From: Kent E Yoder (yoder1@us.ibm.com)
Date: Fri Jan 18 2002 - 15:52:47 EST


2) Fixed.

3) Yeah, this was bad... Fixed.

4, 6, 7, 9 & 10) These fall into the category of hardware workaround. The
lanstreamer hardware is essentially broken (with respect to its hardware
specification) and these were a few of the things which made it work.

  For #6, the udelay(1) had more to do with the following write() than
with spin_lock(). When that delay was not there, the write failed
randomly. The same with the udelay(10) at the end of the interrupt
function...

  For #7, 9 & 10, zeroing out interrupts in the interrupt function and in
the xmit function and the delay have no software function at all, but it
made the hardware happy. Without these, the card would lock up the box
under heavy load.

5 & 11) Nope, I had not read Doc/networking/netdevices.txt, so I have a
question. What does being inside rtnl_lock() imply other than the sleep
issues?

  The calls to cli() and save_flags() were wrong from the beginning. They
were imported by the last maintainer since this driver is a modified
version of the olympic token ring driver. The current spin_lock() and
spin_unlock() calls protect the srb_queued variable. If we were to set it
to one and then get interrupted before we actually write() to the srb, the
interrupt function will try to service whatever junk happens to be in the
srb. If going into the interrupt function is covered by rtnl_lock(), this
would be covered, but I guess its not (?)....

8) Yeah, we didn't see any problems with this in test (probably due to
lanstreamer's fairly low bandwidth), but you are right. Fixed.

12) Fixed.

13) Hmm.. Guess I'll need to learn about that... eventually :^). Fixed,
for now...

Kent <yoder1@us.ibm.com>

Kent E Yoder wrote:
> This patch fixes several bugs and works around known hardware problems
> which conspired to lock up the system randomly. Its somewhat large,
> therefore available at:

http://oss.software.ibm.com/developer/opensource/linux/patches/tr/lanstreamer-0.5.1.patch.gz
>
> * Interrupt function rearranged
> * PCI Configuration changed
> * Tx descriptors had to be reduced to 1 (!)
> * Send/Receive operations are nearly serialized

Marcelo, please do not apply this patch...

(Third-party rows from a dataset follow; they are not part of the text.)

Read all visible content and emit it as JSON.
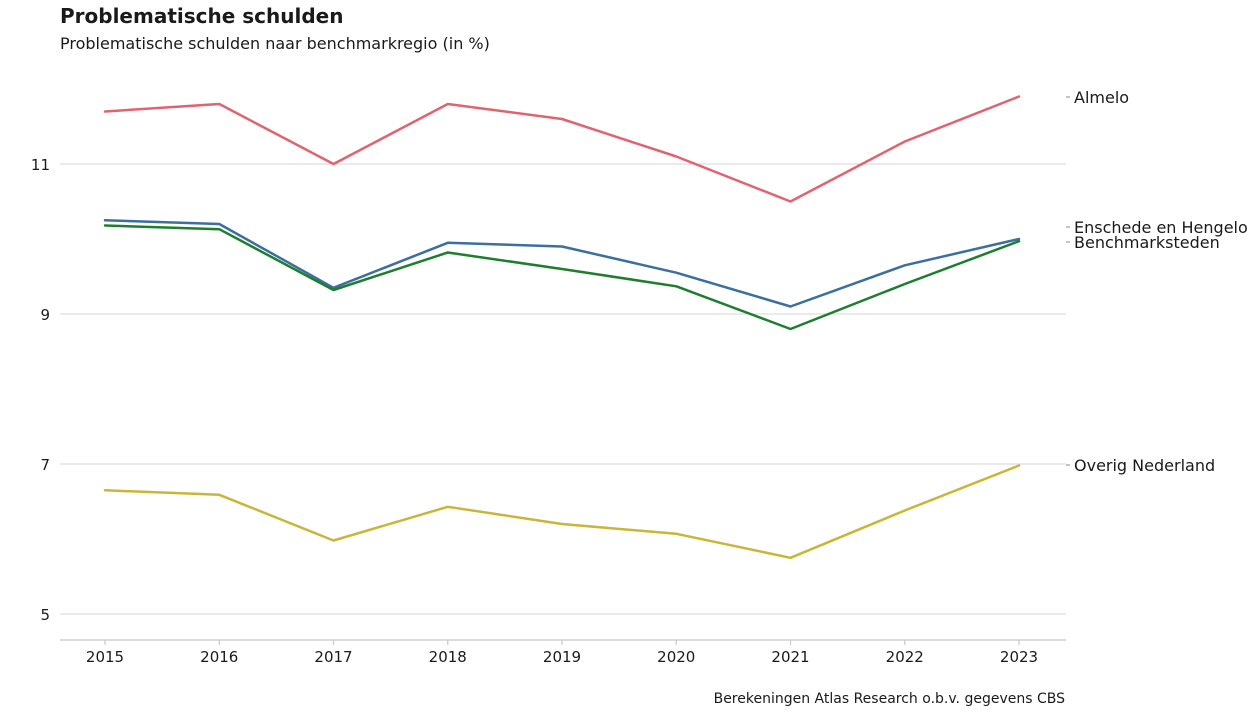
{
  "chart_data": {
    "type": "line",
    "title": "Problematische schulden",
    "subtitle": "Problematische schulden naar benchmarkregio (in %)",
    "caption": "Berekeningen Atlas Research o.b.v. gegevens CBS",
    "x": [
      "2015",
      "2016",
      "2017",
      "2018",
      "2019",
      "2020",
      "2021",
      "2022",
      "2023"
    ],
    "ylim": [
      4.65,
      12.0
    ],
    "yticks": [
      5,
      7,
      9,
      11
    ],
    "grid": true,
    "legend": "direct-labels-right",
    "series": [
      {
        "name": "Almelo",
        "color": "#e0636f",
        "values": [
          11.7,
          11.8,
          11.0,
          11.8,
          11.6,
          11.1,
          10.5,
          11.3,
          11.9
        ]
      },
      {
        "name": "Enschede en Hengelo",
        "color": "#3a6fa0",
        "values": [
          10.25,
          10.2,
          9.35,
          9.95,
          9.9,
          9.55,
          9.1,
          9.65,
          10.0
        ]
      },
      {
        "name": "Benchmarksteden",
        "color": "#1e7e2e",
        "values": [
          10.18,
          10.13,
          9.32,
          9.82,
          9.6,
          9.37,
          8.8,
          9.4,
          9.97
        ]
      },
      {
        "name": "Overig Nederland",
        "color": "#c8b637",
        "values": [
          6.65,
          6.59,
          5.98,
          6.43,
          6.2,
          6.07,
          5.75,
          6.38,
          6.98
        ]
      }
    ]
  }
}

Sorry for the delay, review:

1) (in code, not in your patch) prefer kernel-standard types like u32 or
u16 to __u32 and __u16

2) poor formatting:

> +#if STREAMER_IOCTL
> + dev->do_ioctl = &streamer_ioctl;
> +#else
> dev->do_ioctl = NULL;
> +#endif

3) I don't like this playing around with magic numbers. pci_set_master
and pci_enable_device and pci_disable_device twiddle PCI_COMMAND bits,
too. Use constants from pci.h make it clear what bits you are clearing,
and what bits you are setting.

> + pci_write_config_byte (pdev, PCI_CACHE_LINE_SIZE, cls);
> + pci_read_config_word (pdev, PCI_COMMAND, &pcr);
> +
> + /* Turn off Fast B2B enable */
> + pcr &= 0xfdff;
> + /* Turn on SERR# enable and others */
> + pcr |= 0x0157;
> +
> + pci_write_config_word (pdev, PCI_COMMAND, pcr);
> + pci_read_config_word (pdev, PCI_COMMAND, &pcr);

4) Your code appears to -always- set cache line size to zero. Is that a
hardware bug? Look at acenic.c to see a better example of setting PCI
cache line size.

5) what is the purpose of the spin_lock in streamer_open, if open is
serialized? it worries me that the previous streamer_open code disabled
interrupts and the new one does not, but replaces with a non-irq-saving
lock that appears superfluous.

6) udelay(1) after brand new spin_lock in streamer_interrupt is
suspicious

7) disabling interrupts by zeroing NIC intr mask, in interrupt handler,
is general not needed. why was this added? interrupt handlers are not
re-entered so this is not a worry.

8) the while loop in the interrupt looks like it could go on for quite a
while under heavy load, starving out a lot of other kernel code. it
needs a work limit at the very least...

9) disabling interrupts at the beginning of each TX is wrong. you
probably want spin_lock_irqsave at critical parts of the xmit.

10) udelay(100) is likely wrong and a sign of a race (perhaps #9, above,
fixes this)

11) replacing save_flags/cli with normal spin_lock in streamer_close is
suspicious and likely wrong. See issue #5 about streamer_open
serialization. Have you read Documentation/networking/netdevices.txt ?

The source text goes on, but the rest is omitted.